It is doubtful that Okorocha could have closed down and demolished the oldest and foremost market in Owerri, Ekeukwu Market, in August, if he had remained in APGA. Rochas shut down the market without following due process and then used soldiers to enforce his will. When the people tried to protest peacefully, which is their right in any democratic environment, they were met with force. One of the casualties was 10-year Somtochukwu Ibeanusi, who came to assist his father clear his wares when the market was being demolished.

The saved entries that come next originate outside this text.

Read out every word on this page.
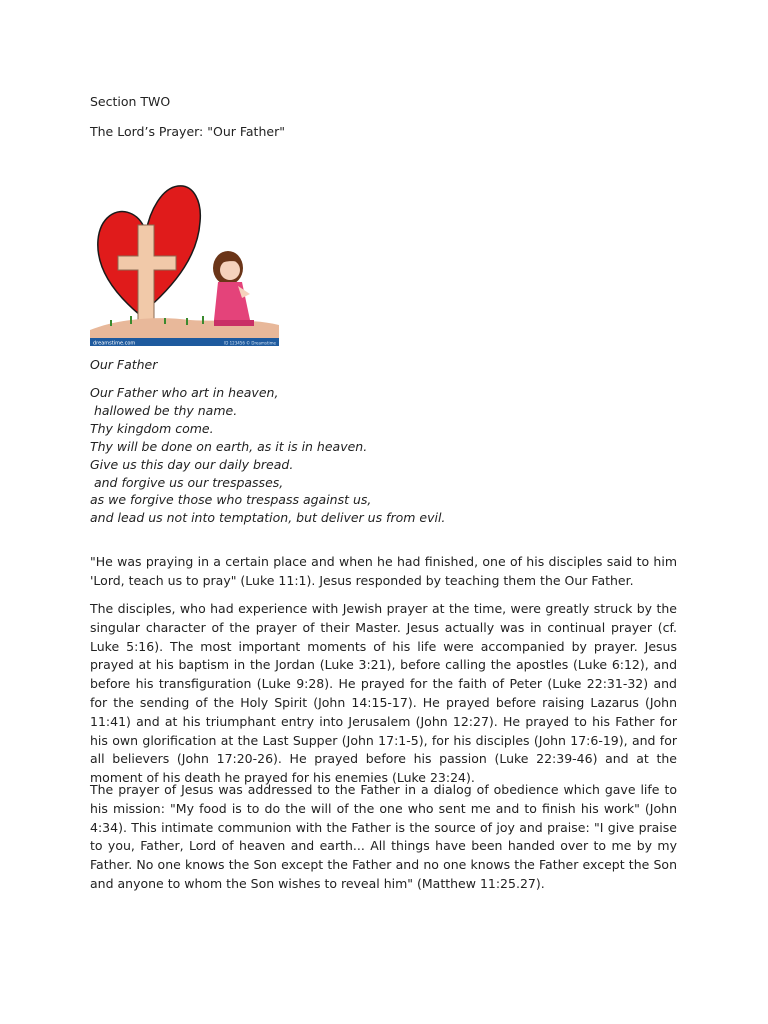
Section TWO
The Lord’s Prayer: "Our Father"
dreamstime.com	ID 123456 © Dreamstime
Our Father
Our Father who art in heaven,
hallowed be thy name.
Thy kingdom come.
Thy will be done on earth, as it is in heaven.
Give us this day our daily bread.
and forgive us our trespasses,
as we forgive those who trespass against us,
and lead us not into temptation, but deliver us from evil.

"He was praying in a certain place and when he had finished, one of his disciples said to him 'Lord, teach us to pray" (Luke 11:1). Jesus responded by teaching them the Our Father.

The disciples, who had experience with Jewish prayer at the time, were greatly struck by the singular character of the prayer of their Master. Jesus actually was in continual prayer (cf. Luke 5:16). The most important moments of his life were accompanied by prayer. Jesus prayed at his baptism in the Jordan (Luke 3:21), before calling the apostles (Luke 6:12), and before his transfiguration (Luke 9:28). He prayed for the faith of Peter (Luke 22:31-32) and for the sending of the Holy Spirit (John 14:15-17). He prayed before raising Lazarus (John 11:41) and at his triumphant entry into Jerusalem (John 12:27). He prayed to his Father for his own glorification at the Last Supper (John 17:1-5), for his disciples (John 17:6-19), and for all believers (John 17:20-26). He prayed before his passion (Luke 22:39-46) and at the moment of his death he prayed for his enemies (Luke 23:24).

The prayer of Jesus was addressed to the Father in a dialog of obedience which gave life to his mission: "My food is to do the will of the one who sent me and to finish his work" (John 4:34). This intimate communion with the Father is the source of joy and praise: "I give praise to you, Father, Lord of heaven and earth... All things have been handed over to me by my Father. No one knows the Son except the Father and no one knows the Father except the Son and anyone to whom the Son wishes to reveal him" (Matthew 11:25.27).
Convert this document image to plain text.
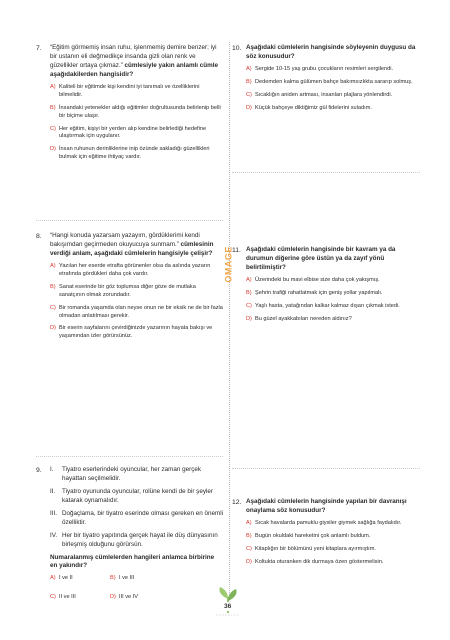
OMAGE
7. “Eğitim görmemiş insan ruhu, işlenmemiş demire benzer; iyi bir ustanın eli değmedikçe insanda gizli olan renk ve güzellikler ortaya çıkmaz.” cümlesiyle yakın anlamlı cümle aşağıdakilerden hangisidir?

A) Kaliteli bir eğitimde kişi kendini iyi tanımalı ve özelliklerini bilmelidir.
B) İnsandaki yetenekler aldığı eğitimler doğrultusunda belirlenip belli bir biçime ulaşır.
C) Her eğitim, kişiyi bir yerden alıp kendine belirlediği hedefine ulaştırmak için uygulanır.
D) İnsan ruhunun derinliklerine inip özünde sakladığı güzellikleri bulmak için eğitime ihtiyaç vardır.
8. “Hangi konuda yazarsam yazayım, gördüklerimi kendi bakışımdan geçirmeden okuyucuya sunmam.” cümlesinin verdiği anlam, aşağıdaki cümlelerin hangisiyle çelişir?

A) Yazılan her eserde etrafta görünenler olsa da aslında yazarın etrafında gördükleri daha çok vardır.
B) Sanat eserinde bir göz toplumsa diğer göze de mutlaka sanatçının olmak zorundadır.
C) Bir romanda yaşamda olan neyse onun ne bir eksik ne de bir fazla olmadan anlatılması gerekir.
D) Bir eserin sayfalarını çevirdiğinizde yazarının hayata bakışı ve yaşamından izler görürsünüz.
9. I.	Tiyatro eserlerindeki oyuncular, her zaman gerçek hayattan seçilmelidir.
II.	Tiyatro oyununda oyuncular, rolüne kendi de bir şeyler katarak oynamalıdır.
III. Doğaçlama, bir tiyatro eserinde olması gereken en önemli özelliktir.
IV. Her bir tiyatro yapıtında gerçek hayat ile düş dünyasının birleşmiş olduğunu görürsün.

Numaralanmış cümlelerden hangileri anlamca birbirine en yakındır?

A) I ve II	B) I ve III
C) II ve III	D) III ve IV
10. Aşağıdaki cümlelerin hangisinde söyleyenin duygusu da söz konusudur?

A) Sergide 10-15 yaş grubu çocukların resimleri sergilendi.
B) Dedemden kalma gülümen bahçe bakımsızlıkta sararıp solmuş.
C) Sıcaklığın aniden artması, insanları plajlara yönlendirdi.
D) Küçük bahçeye diktiğimiz gül fidelerini suladım.
11. Aşağıdaki cümlelerin hangisinde bir kavram ya da durumun diğerine göre üstün ya da zayıf yönü belirtilmiştir?

A) Üzerindeki bu mavi elbise size daha çok yakışmış.
B) Şehrin trafiği rahatlatmak için geniş yollar yapılmalı.
C) Yaşlı hasta, yatağından kalkar kalmaz dışarı çıkmak istedi.
D) Bu güzel ayakkabıları nereden aldınız?
12. Aşağıdaki cümlelerin hangisinde yapılan bir davranışı onaylama söz konusudur?

A) Sıcak havalarda pamuklu giysiler giymek sağlığa faydalıdır.
B) Bugün okuldaki hareketini çok anlamlı buldum.
C) Kitaplığın bir bölümünü yeni kitaplara ayırmıştım.
D) Koltukta oturanken dik durmaya özen göstermelisin.
36
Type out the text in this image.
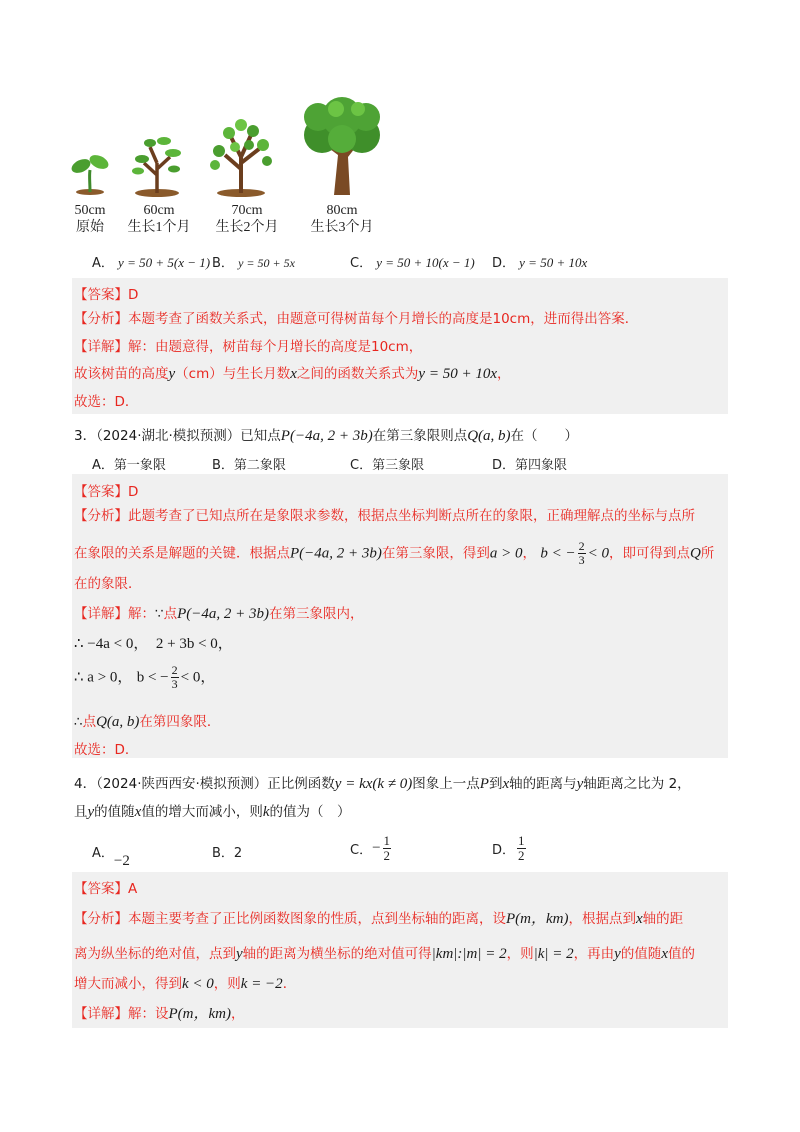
50cm
原始
60cm
生长1个月
70cm
生长2个月
80cm
生长3个月
A． y = 50 + 5(x − 1) B． y = 50 + 5x	C． y = 50 + 10(x − 1) D． y = 50 + 10x
【答案】D
【分析】本题考查了函数关系式，由题意可得树苗每个月增长的高度是10cm，进而得出答案．
【详解】解：由题意得，树苗每个月增长的高度是10cm，
故该树苗的高度y（cm）与生长月数x之间的函数关系式为y = 50 + 10x，
故选：D．
3．（2024·湖北·模拟预测）已知点P(−4a, 2 + 3b)在第三象限则点Q(a, b)在（　　）
A．第一象限	B．第二象限	C．第三象限	D．第四象限
【答案】D
【分析】此题考查了已知点所在是象限求参数，根据点坐标判断点所在的象限，正确理解点的坐标与点所
在象限的关系是解题的关键．根据点P(−4a, 2 + 3b)在第三象限，得到a > 0， b < − $\frac{2}{3} < 0$，即可得到点Q所
在的象限．
【详解】解：∵点P(−4a, 2 + 3b)在第三象限内，
∴ −4a < 0，　2 + 3b < 0，
∴ a > 0， b < − $\frac{2}{3} < 0$，
∴点Q(a, b)在第四象限．
故选：D．
4．（2024·陕西西安·模拟预测）正比例函数y = kx(k ≠ 0)图象上一点P到x轴的距离与y轴距离之比为 2，
且y的值随x值的增大而减小，则k的值为（　）
A．−2	B．2	C．− $\frac{1}{2}$	D． $\frac{1}{2}$
【答案】A
【分析】本题主要考查了正比例函数图象的性质，点到坐标轴的距离，设P(m，km)，根据点到x轴的距
离为纵坐标的绝对值，点到y轴的距离为横坐标的绝对值可得|km|:|m| = 2，则|k| = 2，再由y的值随x值的
增大而减小，得到k < 0，则k = −2．
【详解】解：设P(m，km)，
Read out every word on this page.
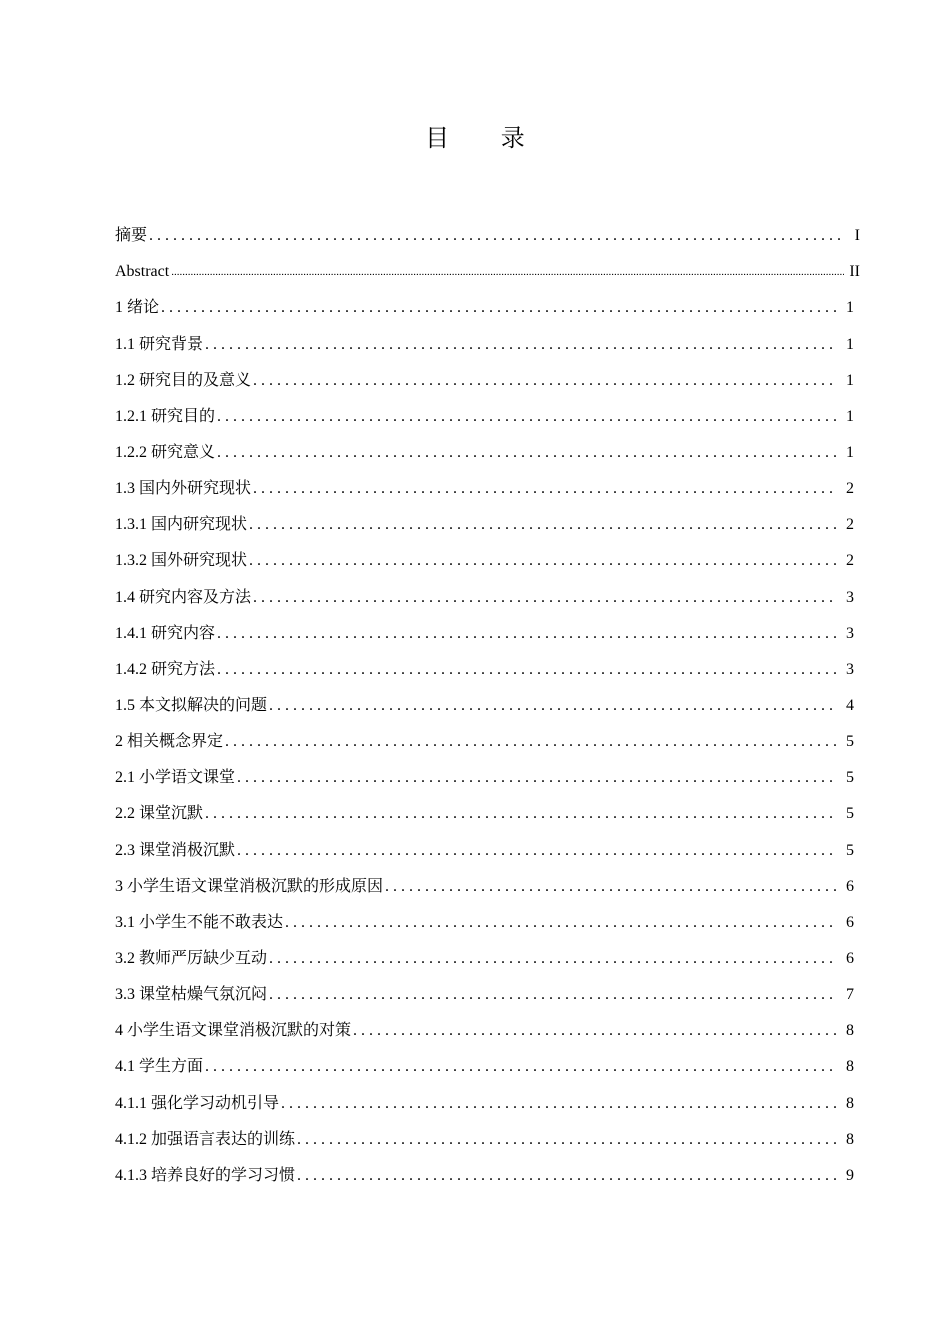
目 录
摘要 . . .	I
Abstract .....	II
1 绪论 . . .	1
1.1 研究背景 . . .	1
1.2 研究目的及意义 . . .	1
1.2.1 研究目的 . . .	1
1.2.2 研究意义 . . .	1
1.3 国内外研究现状 . . .	2
1.3.1 国内研究现状 . . .	2
1.3.2 国外研究现状 . . .	2
1.4 研究内容及方法 . . .	3
1.4.1 研究内容 . . .	3
1.4.2 研究方法 . . .	3
1.5 本文拟解决的问题 . . .	4
2 相关概念界定 . . .	5
2.1 小学语文课堂 . . .	5
2.2 课堂沉默 . . .	5
2.3 课堂消极沉默 . . .	5
3 小学生语文课堂消极沉默的形成原因 . . .	6
3.1 小学生不能不敢表达 . . .	6
3.2 教师严厉缺少互动 . . .	6
3.3 课堂枯燥气氛沉闷 . . .	7
4 小学生语文课堂消极沉默的对策 . . .	8
4.1 学生方面 . . .	8
4.1.1 强化学习动机引导 . . .	8
4.1.2 加强语言表达的训练 . . .	8
4.1.3 培养良好的学习习惯 . . .	9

 The magic of Rochas’ maladministration is that the APC, to which he belongs, has never deemed it necessary to call him to order. The institution, which should serve as a check on the excesses of the administration, the Imo State House of Assembly, has, unfortunately, long lost its soul; it sees itself as the governor’s chief cheerleader and an extension of the governor’s kitchen cabinet. It would seem that, judging from the current embarrassing drama in Imo State, Baron Montesquieu, the preeminent French philosopher who developed the theory of separation of powers among the three branches of government, made a mistake. While the practice of democracy worldwide rests on the principle of separation of powers among the executive, legislative and judicial arms of government, it is not the same in Okorocha’s Imo State. Hence, the governor gets away daily with blue murder and other forms of sacrilege.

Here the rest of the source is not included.